Epilepsy is a neurological disorder involving repeated seizures.
A seizure, also called convulsion, is a sudden change in behavior caused by increased electrical activity in the brain.
The increase in electrical activity may result in unconsciousness and violent body shakes or simply a staring spell that may go unseen.
Epilepsy is a disorder with many possible causes. Anything that affects the brain, including tumors and strokes can cause Epilepsy. From illness to brain damage to abnormal brain development, anything that disturbs the normal pattern of neuron activity can lead to seizures.
An abnormality in brain wiring, an imbalance of nerve signaling chemicals called neurotransmitters, or some combination of these factors, which are responsible for developing Epilepsy.
Having a seizure does not necessarily mean that a person has epilepsy. A person is considered as Epilepsy patient, only when a person has had two or more seizures. EEGs and brain scans are common diagnostic test for epilepsy.
Relationship Between Sleep And Epilepsy
There is an intrinsic relationship between sleep and epilepsy. Sleep triggers the electrical charges in the brain, which results in seizures. These seizures are timed in accordance to the sleep wake cycle.
For some people, seizures occur wholly during sleep. This is particularly true for a particular type of epilepsy known as benign focal epilepsy of childhood, also known as Rolandic epilepsy.
When seizures occur during sleep, they may cause awakenings that are sometimes misunderstood as insomnia. Epilepsy patients are often unaware of the seizures that occur while they sleep.
For people with epilepsy, sleep problems are like double-edged sword as epilepsy disturbs sleep and sleep deprivation worsen epilepsy. They may suffer for years from daytime tiredness and attention problems without ever knowing.
The drugs used to treat epilepsy may also disturb sleep. Achieving healthy sleep on a nightly basis is essential for people with epilepsy because lack of sleep is a trigger for seizures. People with epilepsy also have a high incidence of obstructive sleep apnea (OSA).
Epileptic children must handle with a variety of problems as a result of their disorder that goes beyond controlling of seizures. Sleep problems are more critical among the children with epilepsy.
The epileptic children had a considerably higher rate of sleep disturbance and that their disturbed sleep is associated with greater social and concentration problems and a reduced quality of life.
Children with epilepsy also have an elevated rate of attention deficit hyperactivity syndrome and other emotional, learning and behavioral difficulties compared to children without epilepsy.
Epilepsy is a lifelong condition for most people. However, the majority of people with epilepsy are able to prevent seizures with medication and lead normal lives.
In some cases of childhood epilepsy, the need for medication may be decreased or eradicated over time or once a patient enters adulthood. It is very important that people with epilepsy take proper precautions to avoid accidents as a result of their condition.
Types of Seizures:
Ranging from the dramatic "grand mal" seizure to the slight few-seconds loss of consciousness (known as an absence seizure), there are more than 20 different types of epileptic seizures.
A person with epilepsy can have more than one type of seizure. Accurate diagnosis of the specific types of seizures is significant to determining suitable therapy. The type of seizure depends on where in the brain the electrical signaling has gone wrong, and how far that "brainstorm" has spread.
Limb may tremble or jerk uncontrollably, if only the portion of the brain controlling movement of a limb is involved. If the affected brain area spreads, more of the body may begin to move unsteadily.
A person may experience auditory or visual hallucinations, if the brain section governing hearing or vision is involved. Sometimes during a seizure the emotional centers of the brain are the hardest hit and a person starts to cry for no apparent reason, or becomes terrified or angry.
As only one part of the brain is involved, these seizures are termed partially. Many people mistake a person undergoing a partial seizure as drunk or mentally ill.
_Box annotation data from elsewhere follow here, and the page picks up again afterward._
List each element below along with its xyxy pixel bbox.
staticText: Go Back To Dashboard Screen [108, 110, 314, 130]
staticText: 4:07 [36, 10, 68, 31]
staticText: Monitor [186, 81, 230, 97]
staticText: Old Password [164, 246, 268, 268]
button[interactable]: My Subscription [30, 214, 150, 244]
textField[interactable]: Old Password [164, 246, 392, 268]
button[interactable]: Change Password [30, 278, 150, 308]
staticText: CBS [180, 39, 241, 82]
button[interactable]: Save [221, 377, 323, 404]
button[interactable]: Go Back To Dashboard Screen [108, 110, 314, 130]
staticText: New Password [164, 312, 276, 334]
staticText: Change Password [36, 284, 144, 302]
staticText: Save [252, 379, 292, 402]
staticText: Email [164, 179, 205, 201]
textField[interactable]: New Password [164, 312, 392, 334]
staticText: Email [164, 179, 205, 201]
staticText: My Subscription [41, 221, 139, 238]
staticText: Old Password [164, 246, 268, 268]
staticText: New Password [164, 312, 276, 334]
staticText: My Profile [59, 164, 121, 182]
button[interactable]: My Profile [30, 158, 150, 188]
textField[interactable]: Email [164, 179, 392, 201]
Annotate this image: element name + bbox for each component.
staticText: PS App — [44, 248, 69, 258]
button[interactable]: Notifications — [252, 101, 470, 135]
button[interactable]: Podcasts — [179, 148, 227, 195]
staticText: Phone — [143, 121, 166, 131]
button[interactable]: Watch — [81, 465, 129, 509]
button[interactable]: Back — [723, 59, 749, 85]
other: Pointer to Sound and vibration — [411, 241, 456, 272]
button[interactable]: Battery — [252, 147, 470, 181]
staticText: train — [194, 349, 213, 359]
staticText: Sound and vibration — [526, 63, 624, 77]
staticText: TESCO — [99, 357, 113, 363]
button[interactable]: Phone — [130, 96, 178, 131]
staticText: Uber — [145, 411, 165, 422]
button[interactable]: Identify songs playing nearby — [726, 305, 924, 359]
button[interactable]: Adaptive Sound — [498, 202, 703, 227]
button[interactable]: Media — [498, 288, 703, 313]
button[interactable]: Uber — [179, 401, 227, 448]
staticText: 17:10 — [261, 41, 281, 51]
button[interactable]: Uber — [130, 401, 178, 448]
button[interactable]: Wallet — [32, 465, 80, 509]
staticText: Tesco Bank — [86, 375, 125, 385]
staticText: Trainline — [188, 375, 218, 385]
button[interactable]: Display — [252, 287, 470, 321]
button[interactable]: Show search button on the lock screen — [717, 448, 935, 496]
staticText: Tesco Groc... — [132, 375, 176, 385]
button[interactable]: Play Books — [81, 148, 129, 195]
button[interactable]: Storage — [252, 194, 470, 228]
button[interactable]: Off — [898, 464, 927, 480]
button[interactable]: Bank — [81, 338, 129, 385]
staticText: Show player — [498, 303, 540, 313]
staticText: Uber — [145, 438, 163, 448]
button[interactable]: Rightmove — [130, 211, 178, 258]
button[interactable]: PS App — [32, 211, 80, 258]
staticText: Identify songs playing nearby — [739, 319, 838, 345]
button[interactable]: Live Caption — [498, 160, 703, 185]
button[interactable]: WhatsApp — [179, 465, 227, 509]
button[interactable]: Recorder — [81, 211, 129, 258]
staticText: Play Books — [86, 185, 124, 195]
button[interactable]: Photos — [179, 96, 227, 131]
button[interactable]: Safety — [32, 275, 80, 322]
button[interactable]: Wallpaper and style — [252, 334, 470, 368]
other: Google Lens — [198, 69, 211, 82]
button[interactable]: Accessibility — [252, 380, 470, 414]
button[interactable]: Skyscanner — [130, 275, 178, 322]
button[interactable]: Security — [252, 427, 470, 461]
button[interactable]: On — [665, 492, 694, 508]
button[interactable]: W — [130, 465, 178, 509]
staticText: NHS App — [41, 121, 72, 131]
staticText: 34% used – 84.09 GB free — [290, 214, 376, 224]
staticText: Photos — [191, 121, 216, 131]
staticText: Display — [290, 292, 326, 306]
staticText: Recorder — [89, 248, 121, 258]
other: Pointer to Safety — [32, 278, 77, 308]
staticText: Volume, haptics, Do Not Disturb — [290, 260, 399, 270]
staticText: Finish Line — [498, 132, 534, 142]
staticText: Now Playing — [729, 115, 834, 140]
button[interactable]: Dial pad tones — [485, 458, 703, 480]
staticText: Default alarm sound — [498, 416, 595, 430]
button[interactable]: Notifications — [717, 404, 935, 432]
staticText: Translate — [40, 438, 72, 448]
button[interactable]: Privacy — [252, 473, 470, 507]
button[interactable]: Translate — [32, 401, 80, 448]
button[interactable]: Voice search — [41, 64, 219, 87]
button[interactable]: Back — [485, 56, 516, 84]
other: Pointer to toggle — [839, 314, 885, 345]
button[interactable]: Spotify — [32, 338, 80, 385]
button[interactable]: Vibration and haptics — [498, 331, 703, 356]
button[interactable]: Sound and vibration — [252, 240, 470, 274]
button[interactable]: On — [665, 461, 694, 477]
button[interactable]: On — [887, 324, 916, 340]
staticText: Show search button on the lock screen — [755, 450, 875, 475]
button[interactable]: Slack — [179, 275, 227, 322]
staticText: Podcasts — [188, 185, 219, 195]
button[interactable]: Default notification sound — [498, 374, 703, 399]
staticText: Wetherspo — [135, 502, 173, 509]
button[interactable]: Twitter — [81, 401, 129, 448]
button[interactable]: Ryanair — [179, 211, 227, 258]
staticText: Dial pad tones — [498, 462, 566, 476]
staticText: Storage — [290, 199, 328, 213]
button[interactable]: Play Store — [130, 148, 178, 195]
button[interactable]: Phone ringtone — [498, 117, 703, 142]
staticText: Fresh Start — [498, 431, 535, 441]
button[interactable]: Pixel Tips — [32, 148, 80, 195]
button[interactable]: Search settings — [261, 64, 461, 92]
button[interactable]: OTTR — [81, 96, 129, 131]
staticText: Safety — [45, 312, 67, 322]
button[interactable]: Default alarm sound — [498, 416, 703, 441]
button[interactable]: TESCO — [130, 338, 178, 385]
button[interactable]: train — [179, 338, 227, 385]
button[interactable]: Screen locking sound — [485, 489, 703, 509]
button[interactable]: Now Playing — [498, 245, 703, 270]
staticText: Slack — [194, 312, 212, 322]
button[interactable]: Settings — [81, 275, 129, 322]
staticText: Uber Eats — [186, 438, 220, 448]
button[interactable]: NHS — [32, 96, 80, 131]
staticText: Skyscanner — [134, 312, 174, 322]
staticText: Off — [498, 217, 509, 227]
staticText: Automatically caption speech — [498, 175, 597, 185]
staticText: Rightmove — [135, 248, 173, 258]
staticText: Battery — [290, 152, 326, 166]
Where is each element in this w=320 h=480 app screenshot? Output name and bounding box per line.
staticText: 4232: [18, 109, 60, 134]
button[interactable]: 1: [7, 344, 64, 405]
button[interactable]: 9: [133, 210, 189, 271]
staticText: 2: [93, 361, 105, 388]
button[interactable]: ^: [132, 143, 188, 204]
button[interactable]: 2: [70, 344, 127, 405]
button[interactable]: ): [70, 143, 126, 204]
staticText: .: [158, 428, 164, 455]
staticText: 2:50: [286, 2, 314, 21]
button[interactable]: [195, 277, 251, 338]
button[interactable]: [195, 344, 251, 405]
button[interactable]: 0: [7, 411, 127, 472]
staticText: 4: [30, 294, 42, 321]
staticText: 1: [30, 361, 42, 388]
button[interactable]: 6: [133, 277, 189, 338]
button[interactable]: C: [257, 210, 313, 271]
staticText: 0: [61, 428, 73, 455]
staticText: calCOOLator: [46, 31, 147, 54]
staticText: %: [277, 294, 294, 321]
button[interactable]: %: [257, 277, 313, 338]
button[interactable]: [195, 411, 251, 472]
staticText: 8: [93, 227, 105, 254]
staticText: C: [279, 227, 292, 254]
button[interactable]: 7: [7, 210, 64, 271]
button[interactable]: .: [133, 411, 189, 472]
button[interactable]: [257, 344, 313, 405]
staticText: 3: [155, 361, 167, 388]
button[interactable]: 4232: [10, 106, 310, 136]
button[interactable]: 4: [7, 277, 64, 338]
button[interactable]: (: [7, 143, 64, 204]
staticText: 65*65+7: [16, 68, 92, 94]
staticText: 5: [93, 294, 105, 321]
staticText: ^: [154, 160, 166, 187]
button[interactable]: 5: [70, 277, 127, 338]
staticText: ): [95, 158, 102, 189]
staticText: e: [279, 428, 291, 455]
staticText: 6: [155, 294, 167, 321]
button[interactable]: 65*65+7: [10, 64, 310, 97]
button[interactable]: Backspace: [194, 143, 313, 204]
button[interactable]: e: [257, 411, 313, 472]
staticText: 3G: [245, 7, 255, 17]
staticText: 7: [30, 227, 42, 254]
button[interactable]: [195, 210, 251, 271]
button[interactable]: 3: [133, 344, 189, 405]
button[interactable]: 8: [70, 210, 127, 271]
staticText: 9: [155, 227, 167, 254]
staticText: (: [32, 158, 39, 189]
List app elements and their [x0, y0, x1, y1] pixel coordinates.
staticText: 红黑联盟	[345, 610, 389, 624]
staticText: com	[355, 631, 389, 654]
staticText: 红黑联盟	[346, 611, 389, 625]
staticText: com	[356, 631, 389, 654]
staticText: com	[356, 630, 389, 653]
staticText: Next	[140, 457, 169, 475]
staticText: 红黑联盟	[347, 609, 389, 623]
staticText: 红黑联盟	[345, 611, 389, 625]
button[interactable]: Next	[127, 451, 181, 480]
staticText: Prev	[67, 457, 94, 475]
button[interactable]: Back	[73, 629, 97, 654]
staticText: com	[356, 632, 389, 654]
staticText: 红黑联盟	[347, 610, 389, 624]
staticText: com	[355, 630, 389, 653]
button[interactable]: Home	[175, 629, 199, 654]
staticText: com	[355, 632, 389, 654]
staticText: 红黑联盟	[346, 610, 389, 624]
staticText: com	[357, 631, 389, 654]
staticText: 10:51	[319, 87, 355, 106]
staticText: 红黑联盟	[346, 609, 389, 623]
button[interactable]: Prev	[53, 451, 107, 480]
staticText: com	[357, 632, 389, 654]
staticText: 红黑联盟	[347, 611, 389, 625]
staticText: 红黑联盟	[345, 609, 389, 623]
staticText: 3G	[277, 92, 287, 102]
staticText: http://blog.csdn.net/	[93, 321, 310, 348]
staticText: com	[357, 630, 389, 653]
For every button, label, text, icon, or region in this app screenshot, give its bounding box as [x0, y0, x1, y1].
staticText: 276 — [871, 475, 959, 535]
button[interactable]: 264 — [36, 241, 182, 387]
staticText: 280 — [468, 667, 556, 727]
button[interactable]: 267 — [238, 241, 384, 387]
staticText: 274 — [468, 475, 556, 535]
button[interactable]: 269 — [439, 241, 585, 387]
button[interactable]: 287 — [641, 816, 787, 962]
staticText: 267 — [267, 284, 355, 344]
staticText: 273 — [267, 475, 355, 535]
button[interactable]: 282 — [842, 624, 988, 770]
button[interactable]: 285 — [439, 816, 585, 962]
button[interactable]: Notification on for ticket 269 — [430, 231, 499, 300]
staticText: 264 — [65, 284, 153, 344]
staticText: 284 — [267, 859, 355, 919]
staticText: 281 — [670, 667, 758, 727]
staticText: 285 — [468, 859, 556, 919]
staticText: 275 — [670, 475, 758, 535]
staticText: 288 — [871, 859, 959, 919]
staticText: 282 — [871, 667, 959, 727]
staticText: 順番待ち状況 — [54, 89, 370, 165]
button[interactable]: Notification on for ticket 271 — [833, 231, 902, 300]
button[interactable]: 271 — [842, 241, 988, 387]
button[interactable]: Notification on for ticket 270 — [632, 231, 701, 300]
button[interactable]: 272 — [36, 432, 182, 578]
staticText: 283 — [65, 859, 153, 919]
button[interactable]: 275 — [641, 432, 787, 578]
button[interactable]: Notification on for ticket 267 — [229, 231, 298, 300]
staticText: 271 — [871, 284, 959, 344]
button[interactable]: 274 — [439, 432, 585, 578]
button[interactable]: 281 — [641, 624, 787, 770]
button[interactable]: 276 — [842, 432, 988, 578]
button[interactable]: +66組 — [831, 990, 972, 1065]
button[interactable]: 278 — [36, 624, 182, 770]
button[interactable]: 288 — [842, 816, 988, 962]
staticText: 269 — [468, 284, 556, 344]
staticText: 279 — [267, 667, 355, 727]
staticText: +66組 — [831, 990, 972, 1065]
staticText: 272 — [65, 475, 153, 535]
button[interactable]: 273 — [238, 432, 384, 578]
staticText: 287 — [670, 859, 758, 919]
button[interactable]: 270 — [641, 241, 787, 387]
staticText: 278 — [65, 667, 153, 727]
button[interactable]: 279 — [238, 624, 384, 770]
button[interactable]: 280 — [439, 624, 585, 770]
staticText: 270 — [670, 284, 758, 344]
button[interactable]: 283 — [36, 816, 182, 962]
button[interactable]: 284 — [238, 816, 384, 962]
A complex partial seizure, for instance, may cause the person unresponsive and clumsy, to be confused, and to mumble, pick at clothing, or make chewing movements.
Grand Mal Seizure
In contrast, during a generalized seizure such as a grand mal seizure, the whole brain is suddenly flooded with extra electrical energy so the entire body undergoes convulsions and the person loses consciousness.
Atonic seizure is another type of generalized seizure, which causes abrupt loss of muscle tone, and the person falls to the ground.
Sometimes people, mainly those with complex partial seizures, experience a unique warning sign before a seizure, called an aura. The aura is itself a type of partial seizure, but it is one in which the patient retains awareness.
Even though the average individual seizure doesn't show to have any permanent effects, repeated seizures may be associated with damage such as memory loss. A person may also be injured in a seizure-induced fall.
Rarely, a person who has had a convulsive seizure may need recovery if breathing does not resume automatically. Seizures can be life threatening, even though they rarely cause death, if they occur in harmful situations, such as while driving or swimming.
Most cases of death from epilepsy stem from, a series of seizures in a short period of time, or a seizure that lasts longer than a half hour. Both conditions can deny the brain of oxygen or cause heart or kidney failure. People should receive immediate hospital care if they experience such seizures.